The result is bone loss in rheumatoid arthritis (RA) and debilitating bone formation in conditions like ankylosing spondylitis. “Ultimately, there’s a balance between osteoclast-mediated bone resorption and osteoblast mediated bone formation,” Dr. Gravallese said. “And the question is, How is this balance maintained?”
Figuring out this process—and how it’s undermined in those with arthritic diseases—is a problem being tackled in laboratories throughout the world.
Reviewing Some Findings
Studies have found that bone edema is a sign of future bone erosion—one study of 55 patients found that synovitis and bone edema are independent predictors of erosion. “Areas of bone edema will likely result in an erosion if the patient is not treated,” Dr.

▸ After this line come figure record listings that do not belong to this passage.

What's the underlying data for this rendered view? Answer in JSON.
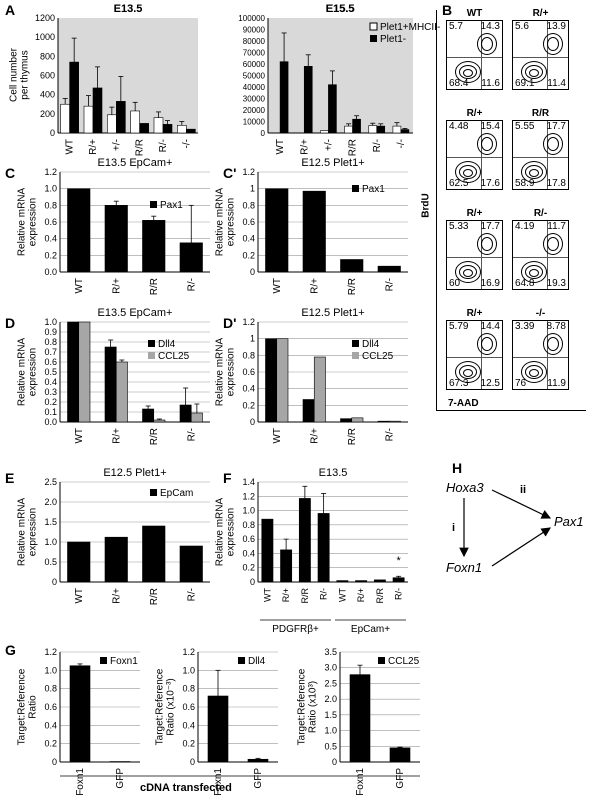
{
  "panel_labels": {
    "A": "A",
    "B": "B",
    "C": "C",
    "C2": "C'",
    "D": "D",
    "D2": "D'",
    "E": "E",
    "F": "F",
    "G": "G",
    "H": "H"
  },
  "colors": {
    "black": "#000000",
    "white": "#ffffff",
    "grey": "#a6a6a6",
    "lightgrey": "#c8c8c8",
    "panel_bg": "#d9d9d9"
  },
  "panelA": {
    "ylabel": "Cell number\nper thymus",
    "left": {
      "title": "E13.5",
      "yticks": [
        "0",
        "200",
        "400",
        "600",
        "800",
        "1000",
        "1200"
      ],
      "categories": [
        "WT",
        "R/+",
        "+/-",
        "R/R",
        "R/-",
        "-/-"
      ],
      "series": [
        {
          "name": "",
          "color": "#ffffff",
          "values": [
            300,
            280,
            190,
            230,
            160,
            80
          ],
          "err": [
            60,
            110,
            80,
            90,
            60,
            40
          ]
        },
        {
          "name": "",
          "color": "#000000",
          "values": [
            740,
            470,
            330,
            100,
            90,
            40
          ],
          "err": [
            250,
            220,
            260,
            0,
            40,
            0
          ]
        }
      ],
      "ylim": [
        0,
        1200
      ]
    },
    "right": {
      "title": "E15.5",
      "yticks": [
        "0",
        "10000",
        "20000",
        "30000",
        "40000",
        "50000",
        "60000",
        "70000",
        "80000",
        "90000",
        "100000"
      ],
      "categories": [
        "WT",
        "R/+",
        "+/-",
        "R/R",
        "R/-",
        "-/-"
      ],
      "legend": [
        "Plet1+MHCII-",
        "Plet1-"
      ],
      "series": [
        {
          "name": "Plet1+MHCII-",
          "color": "#ffffff",
          "values": [
            0,
            0,
            2000,
            6000,
            6500,
            6000
          ],
          "err": [
            0,
            0,
            0,
            2000,
            2000,
            3000
          ]
        },
        {
          "name": "Plet1-",
          "color": "#000000",
          "values": [
            62000,
            58000,
            42000,
            12000,
            6000,
            3000
          ],
          "err": [
            25000,
            10000,
            12000,
            3000,
            2000,
            1000
          ]
        }
      ],
      "ylim": [
        0,
        100000
      ]
    }
  },
  "panelB": {
    "ylabel": "BrdU",
    "xlabel": "7-AAD",
    "plots": [
      {
        "title": "WT",
        "tl": "5.7",
        "tr": "14.3",
        "bl": "68.4",
        "br": "11.6"
      },
      {
        "title": "R/+",
        "tl": "5.6",
        "tr": "13.9",
        "bl": "69.1",
        "br": "11.4"
      },
      {
        "title": "R/+",
        "tl": "4.48",
        "tr": "15.4",
        "bl": "62.5",
        "br": "17.6"
      },
      {
        "title": "R/R",
        "tl": "5.55",
        "tr": "17.7",
        "bl": "58.9",
        "br": "17.8"
      },
      {
        "title": "R/+",
        "tl": "5.33",
        "tr": "17.7",
        "bl": "60",
        "br": "16.9"
      },
      {
        "title": "R/-",
        "tl": "4.19",
        "tr": "11.7",
        "bl": "64.8",
        "br": "19.3"
      },
      {
        "title": "R/+",
        "tl": "5.79",
        "tr": "14.4",
        "bl": "67.3",
        "br": "12.5"
      },
      {
        "title": "-/-",
        "tl": "3.39",
        "tr": "8.78",
        "bl": "76",
        "br": "11.9"
      }
    ]
  },
  "chart_data": [
    {
      "id": "C",
      "type": "bar",
      "title": "E13.5 EpCam+",
      "ylabel": "Relative mRNA\nexpression",
      "categories": [
        "WT",
        "R/+",
        "R/R",
        "R/-"
      ],
      "yticks": [
        "0.0",
        "0.2",
        "0.4",
        "0.6",
        "0.8",
        "1.0",
        "1.2"
      ],
      "ylim": [
        0,
        1.2
      ],
      "series": [
        {
          "name": "Pax1",
          "color": "#000000",
          "values": [
            1.0,
            0.8,
            0.62,
            0.35
          ],
          "err": [
            0,
            0.05,
            0.05,
            0.45
          ]
        }
      ]
    },
    {
      "id": "C2",
      "type": "bar",
      "title": "E12.5 Plet1+",
      "ylabel": "Relative mRNA\nexpression",
      "categories": [
        "WT",
        "R/+",
        "R/R",
        "R/-"
      ],
      "yticks": [
        "0",
        "0.2",
        "0.4",
        "0.6",
        "0.8",
        "1",
        "1.2"
      ],
      "ylim": [
        0,
        1.2
      ],
      "series": [
        {
          "name": "Pax1",
          "color": "#000000",
          "values": [
            1.0,
            0.97,
            0.15,
            0.07
          ],
          "err": [
            0,
            0,
            0,
            0
          ]
        }
      ]
    },
    {
      "id": "D",
      "type": "bar",
      "title": "E13.5 EpCam+",
      "ylabel": "Relative mRNA\nexpression",
      "categories": [
        "WT",
        "R/+",
        "R/R",
        "R/-"
      ],
      "yticks": [
        "0.0",
        "0.1",
        "0.2",
        "0.3",
        "0.4",
        "0.5",
        "0.6",
        "0.7",
        "0.8",
        "0.9",
        "1.0"
      ],
      "ylim": [
        0,
        1.0
      ],
      "series": [
        {
          "name": "Dll4",
          "color": "#000000",
          "values": [
            1.0,
            0.75,
            0.13,
            0.17
          ],
          "err": [
            0,
            0.07,
            0.03,
            0.17
          ]
        },
        {
          "name": "CCL25",
          "color": "#a6a6a6",
          "values": [
            1.0,
            0.6,
            0.02,
            0.09
          ],
          "err": [
            0,
            0.02,
            0.01,
            0.09
          ]
        }
      ]
    },
    {
      "id": "D2",
      "type": "bar",
      "title": "E12.5 Plet1+",
      "ylabel": "Relative mRNA\nexpression",
      "categories": [
        "WT",
        "R/+",
        "R/R",
        "R/-"
      ],
      "yticks": [
        "0",
        "0.2",
        "0.4",
        "0.6",
        "0.8",
        "1",
        "1.2"
      ],
      "ylim": [
        0,
        1.2
      ],
      "series": [
        {
          "name": "Dll4",
          "color": "#000000",
          "values": [
            1.0,
            0.27,
            0.04,
            0.01
          ],
          "err": [
            0,
            0,
            0,
            0
          ]
        },
        {
          "name": "CCL25",
          "color": "#a6a6a6",
          "values": [
            1.0,
            0.78,
            0.05,
            0.01
          ],
          "err": [
            0,
            0,
            0,
            0
          ]
        }
      ]
    },
    {
      "id": "E",
      "type": "bar",
      "title": "E12.5 Plet1+",
      "ylabel": "Relative mRNA\nexpression",
      "categories": [
        "WT",
        "R/+",
        "R/R",
        "R/-"
      ],
      "yticks": [
        "0",
        "0.5",
        "1.0",
        "1.5",
        "2.0",
        "2.5"
      ],
      "ylim": [
        0,
        2.5
      ],
      "series": [
        {
          "name": "EpCam",
          "color": "#000000",
          "values": [
            1.0,
            1.12,
            1.4,
            0.9
          ],
          "err": [
            0,
            0,
            0,
            0
          ]
        }
      ]
    },
    {
      "id": "F",
      "type": "bar",
      "title": "E13.5",
      "ylabel": "Relative mRNA\nexpression",
      "categories": [
        "WT",
        "R/+",
        "R/R",
        "R/-",
        "WT",
        "R/+",
        "R/R",
        "R/-"
      ],
      "groups": [
        "PDGFRβ+",
        "EpCam+"
      ],
      "yticks": [
        "0",
        "0.2",
        "0.4",
        "0.6",
        "0.8",
        "1.0",
        "1.2",
        "1.4"
      ],
      "ylim": [
        0,
        1.4
      ],
      "annotation": "*",
      "series": [
        {
          "name": "",
          "color": "#000000",
          "values": [
            0.88,
            0.45,
            1.17,
            0.96,
            0.02,
            0.02,
            0.03,
            0.06
          ],
          "err": [
            0,
            0.15,
            0.17,
            0.28,
            0,
            0,
            0,
            0.02
          ]
        }
      ]
    },
    {
      "id": "G1",
      "type": "bar",
      "title": "",
      "ylabel": "Target:Reference\nRatio",
      "categories": [
        "Foxn1",
        "GFP"
      ],
      "yticks": [
        "0",
        "0.2",
        "0.4",
        "0.6",
        "0.8",
        "1.0",
        "1.2"
      ],
      "ylim": [
        0,
        1.2
      ],
      "series": [
        {
          "name": "Foxn1",
          "color": "#000000",
          "values": [
            1.05,
            0.005
          ],
          "err": [
            0.02,
            0
          ]
        }
      ]
    },
    {
      "id": "G2",
      "type": "bar",
      "title": "",
      "ylabel": "Target:Reference\nRatio (x10⁻³)",
      "categories": [
        "Foxn1",
        "GFP"
      ],
      "yticks": [
        "0",
        "0.2",
        "0.4",
        "0.6",
        "0.8",
        "1.0",
        "1.2"
      ],
      "ylim": [
        0,
        1.2
      ],
      "series": [
        {
          "name": "Dll4",
          "color": "#000000",
          "values": [
            0.72,
            0.03
          ],
          "err": [
            0.28,
            0.01
          ]
        }
      ]
    },
    {
      "id": "G3",
      "type": "bar",
      "title": "",
      "ylabel": "Target:Reference\nRatio (x10³)",
      "categories": [
        "Foxn1",
        "GFP"
      ],
      "yticks": [
        "0",
        "0.5",
        "1.0",
        "1.5",
        "2.0",
        "2.5",
        "3.0",
        "3.5"
      ],
      "ylim": [
        0,
        3.5
      ],
      "series": [
        {
          "name": "CCL25",
          "color": "#000000",
          "values": [
            2.78,
            0.45
          ],
          "err": [
            0.3,
            0.02
          ]
        }
      ]
    }
  ],
  "panelG": {
    "xlabel": "cDNA transfected"
  },
  "panelH": {
    "nodes": [
      "Hoxa3",
      "Pax1",
      "Foxn1"
    ],
    "edges": [
      "i",
      "ii"
    ]
  }
}
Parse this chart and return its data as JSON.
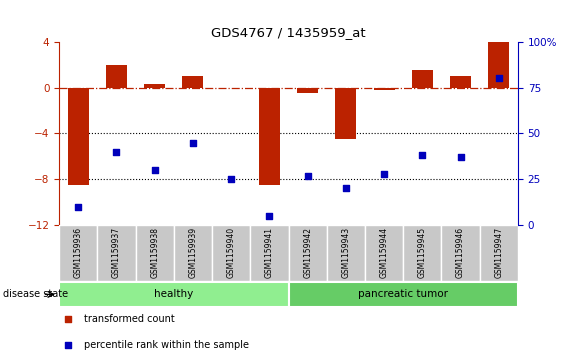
{
  "title": "GDS4767 / 1435959_at",
  "samples": [
    "GSM1159936",
    "GSM1159937",
    "GSM1159938",
    "GSM1159939",
    "GSM1159940",
    "GSM1159941",
    "GSM1159942",
    "GSM1159943",
    "GSM1159944",
    "GSM1159945",
    "GSM1159946",
    "GSM1159947"
  ],
  "bar_values": [
    -8.5,
    2.0,
    0.3,
    1.0,
    0.0,
    -8.5,
    -0.5,
    -4.5,
    -0.2,
    1.5,
    1.0,
    4.0
  ],
  "blue_values": [
    10,
    40,
    30,
    45,
    25,
    5,
    27,
    20,
    28,
    38,
    37,
    80
  ],
  "groups": [
    {
      "label": "healthy",
      "start": 0,
      "end": 6,
      "color": "#90EE90"
    },
    {
      "label": "pancreatic tumor",
      "start": 6,
      "end": 12,
      "color": "#66CC66"
    }
  ],
  "ylim_left": [
    -12,
    4
  ],
  "ylim_right": [
    0,
    100
  ],
  "yticks_left": [
    -12,
    -8,
    -4,
    0,
    4
  ],
  "yticks_right": [
    0,
    25,
    50,
    75,
    100
  ],
  "bar_color": "#BB2200",
  "blue_color": "#0000BB",
  "hline_color": "#BB2200",
  "dotted_lines": [
    -4,
    -8
  ],
  "legend_items": [
    {
      "label": "transformed count",
      "color": "#BB2200"
    },
    {
      "label": "percentile rank within the sample",
      "color": "#0000BB"
    }
  ],
  "disease_state_label": "disease state",
  "background_color": "#ffffff",
  "tick_label_color_left": "#BB2200",
  "tick_label_color_right": "#0000BB",
  "bar_width": 0.55,
  "xtick_bg": "#C8C8C8",
  "xtick_border": "#ffffff"
}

Gravallese said. “However, early therapy can prevent progression to erosion.”1
In a finding now well known, the inhibition of RANK ligand has been identified as a way of keeping osteoclast precursor cells from differentiating into the cells that destroy bone.2
“This is one mechanism by which osteoclasts could be inhibited—that is, by inhibiting their differentiation,” Dr. Gravallese said. “And it’s been shown that the RANKL antibody has a profound effect on bone turnover.”
One area that has been a puzzle, she said, is why lupus patients seem to be more protected from erosion than RA patients, but there have been inroads into understanding this as well. A study out of the University of Rochester examined the role of interferon-alpha in a lupus mouse model as this process unfolds, yielding results that could have a bearing on clinical practice.
“Over time, as the mouse developed the lupus phenoytpe, interferon-alpha was increasingly produced—and during the phases of interferon-alpha production, erosion was not seen, even with arthritis, due to interferon-alpha expression,” Dr. Gravallese said. “This research showed that what interferon-alpha does in this model is to divert the precursor cells to a myeloid dendritic cell at the expense of osteoclast precursors. This might be one important mechanism by which lupus patients are protected from erosion.”